March 25, 2026
The test suite that almost wasn't
34 integration tests, a Windows TTY problem, and what a protocol owes its future contributors
This was supposed to be straightforward. Write integration tests for every CLI command. Prove the full lifecycle works end to end. Ship it.
It was not straightforward.
The problem with rpassword on Windows
The test suite was written using assert_cmd — the standard Rust crate
for black-box CLI testing. You spawn the binary, feed it stdin, assert
on stdout and stderr. Clean, simple, well-understood.
Except rpassword on Windows does not read from stdin. It reads from
CONIN$ — the raw console input device. Every test that called loomed commit,
loomed log, or loomed verify hung indefinitely, waiting for a human
to type a passphrase into a terminal that did not exist.
The first instinct was to run the suite in WSL. Linux rpassword falls
back to stdin when there is no TTY — this seemed like it would work.

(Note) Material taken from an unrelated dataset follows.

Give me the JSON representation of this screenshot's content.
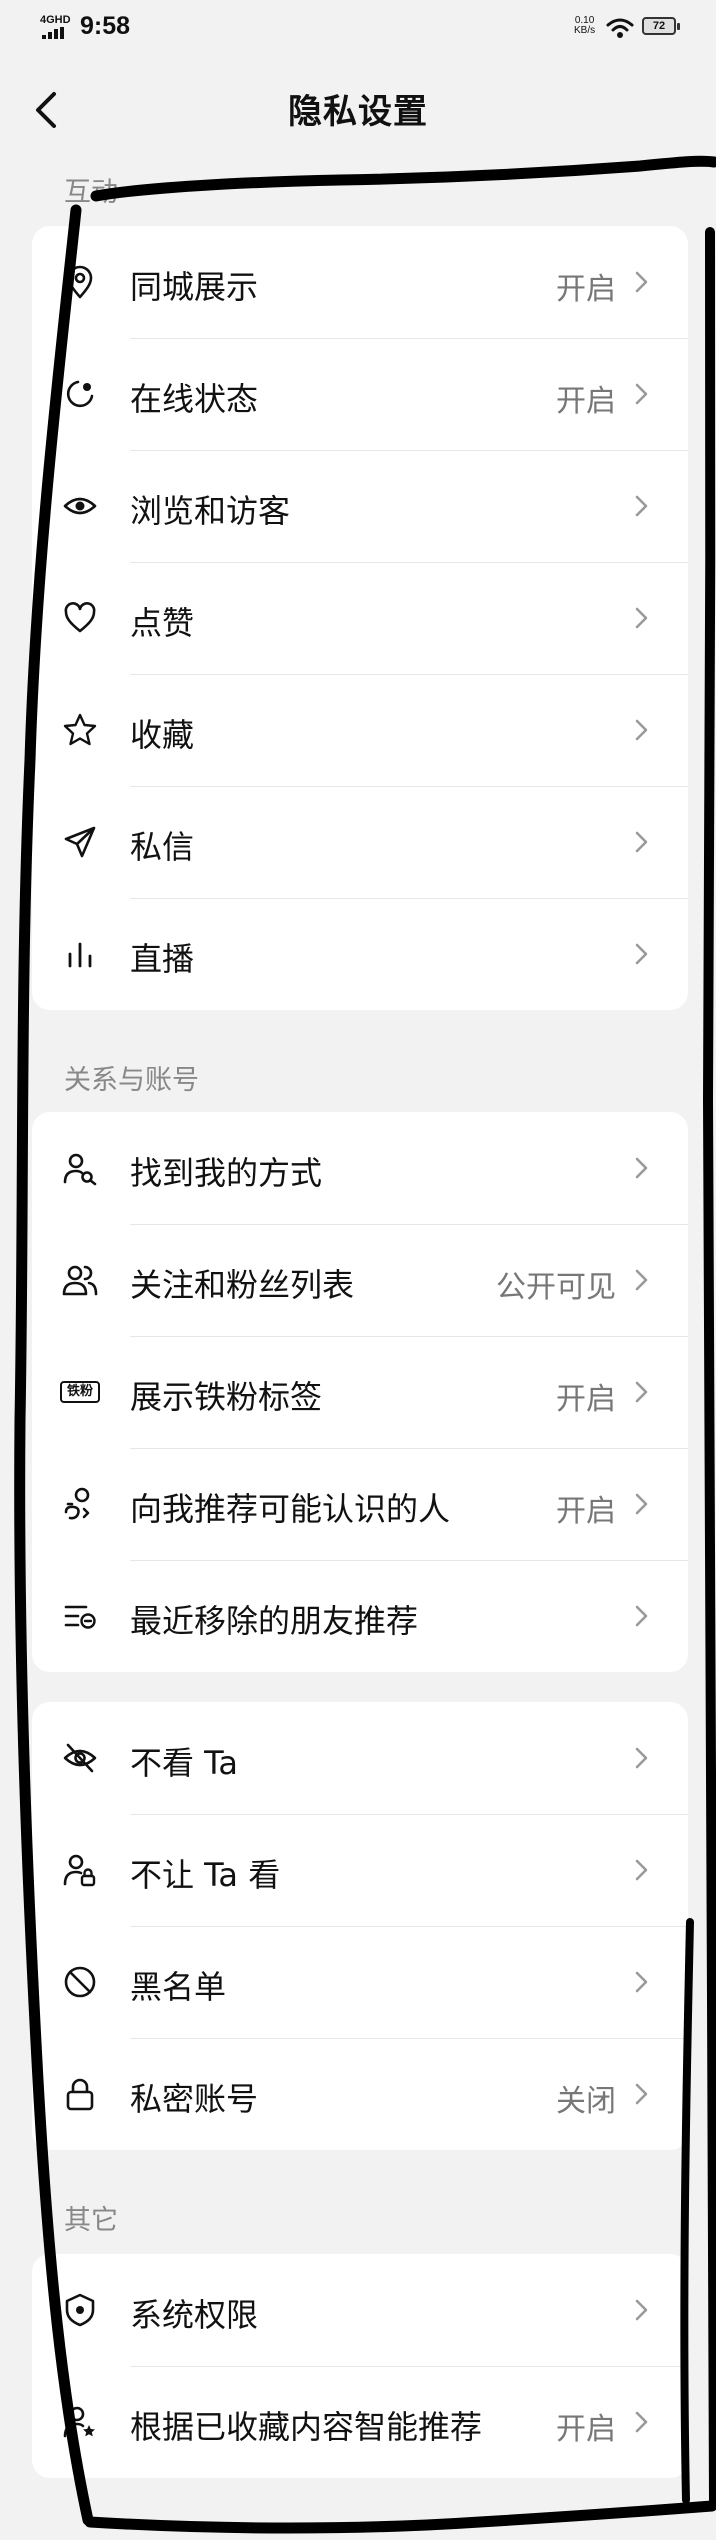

It did not. WSL attaches a pseudo-terminal. rpassword finds /dev/tty
and blocks exactly the same way.
The fix
OpenSSL has OPENSSL_PASS. GPG has --passphrase-fd. SSH has SSH_ASKPASS.
Every serious cryptographic tool solves this problem the same way: in
non-interactive mode, credentials come from the environment.
One function in commands/mod.rs:
pub fn read_passphrase(prompt: &str) -> Result<String, Box<dyn std::error::Error>> {
if let Ok(p) = std::env::var("LOOMED_PASSPHRASE") {
return Ok(p);
}
Ok(rpassword::prompt_password(prompt)?)
}
Five call sites across the command files — one line each. The production
binary is unchanged when LOOMED_PASSPHRASE is not set.
One interesting failure
The first complete run: 31 passing, 1 failing, 3 hanging.
The hangers were obvious — log.rs had been missed, still calling
rpassword directly. One-line fix.
The failure was more interesting. The test expected loomed commit to
fail when given the wrong passphrase. It does not. It encrypts the commit
with whatever AES key it derives, writes the file, and exits cleanly.
There is no validation at write time. There cannot be, by design.
The protocol detects the wrong passphrase at read time. loomed verify --chain
with the correct passphrase cannot decrypt a commit written with the wrong one.
The test was fixed to reflect actual protocol behaviour — commit with
wrong passphrase, then verify with correct passphrase, verify fails.
What a protocol owes its future contributors
34 tests across every command — init, status, add, commit, log,
show, verify — including error paths, fail-fast precondition checks,
tamper-detection, and a full end-to-end lifecycle test.
A protocol is not just a specification. It is everything a future implementer has to understand before they can trust what they are building on. A test suite that only runs if you have a specific terminal configuration is not a test suite — it is a trap for the next person.
The tamper-detection tests write garbage bytes into a committed .lmc
file and assert that loomed verify exits with code 1. Every time the
suite runs, it proves the fundamental security property of the protocol
still holds. That is what a test suite is for.
110 tests total. 0 failures. The chain holds.
Next is typed payload display in loomed show and cloud sync design.